Bonus 2: Unholy Grail

unholy grail aftershock comics

Si tratta della prima serie Aftershock di Cullen Bunn, altalenante scrittore, prolifico come pochi, e al momento impegnato su: X-Men Blue alla Marvel, Harrow County alla Dark Horse, Damned alla Oni Press, Regression alla Image e Unsound con i Boom! Studios (sempre che non ci sia sfuggito qualche altro titolo).
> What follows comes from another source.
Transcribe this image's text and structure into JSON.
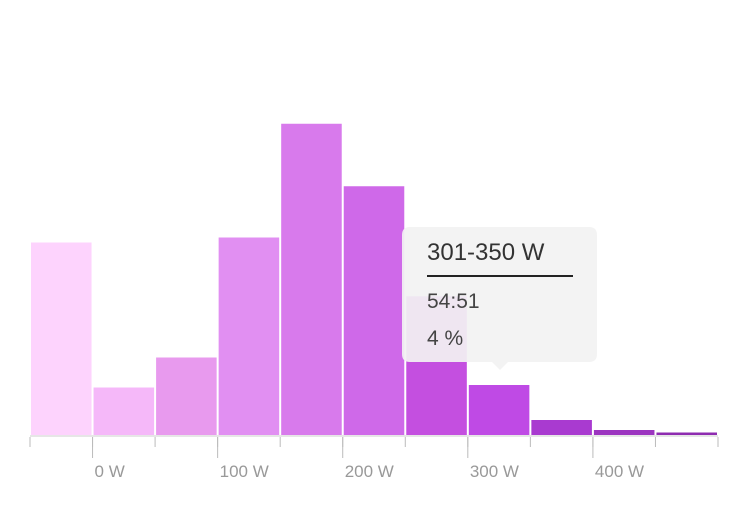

Credo non ci sia un altro scrittore americano contemporaneamente coinvolto con così tante serie e case editrici, ma gli va riconosciuto che nonostante questo super-impegno la qualità media dei suoi testi sembra cresciuta. Anche Unholy Grail ha infatti un attacco che funziona: Merlino qui sarebbe più un ciarlatano che un mago vero e proprio e, in breve, un demone lo uccide e ne prende le sembianze. Va così al suo posto a visitare Uther Pendragon ancora malato, dando vita alla storia di Re Artù, che forgerà come una sua pedina con scopi misteriosi e di certo sinistri.

L’episodio inizia infatti con la dissoluzione di Camelot e con Percivale del Galles che torna troppo tardi con il Graal, quando il regno è ormai caduto. A ritroso viene quindi riassunta, con toni sinistri, parte della vicenda arturiana e anche il finale, che torna su Percival,e si tinge di una luce inquietante nonostante la presenza del Graal.

unholy grail aftershock comics

Bunn dà del suo meglio quando scrive machiavellici villain, come nella sua serie dedicata a Magneto, e qui ha decisamente modo di divertirsi con un demoniaco Merlino. Alle matite Mirko Colak e la colorista Maria Santaolalla che cercano di dare uno stile un poco diverso ai vari momenti raccontati nella storia: più chiara e nitida la morte di Pendragon, molto più cupe e dettagliate le altre scene in cui l’oscurità non ha bisogno di nascondersi.

Una partenza dunque piuttosto convincente, anche se rimane da vedere dove Bunn voglia o sappia andare a parare oltre all’idea provocatoria di una tavola rotonda dark. Nel mentre comunque ha già annunciato un’altra serie ancora per Aftershock, Darkark, disegnata da Juan Doe e di prossima pubblicazione a settembre.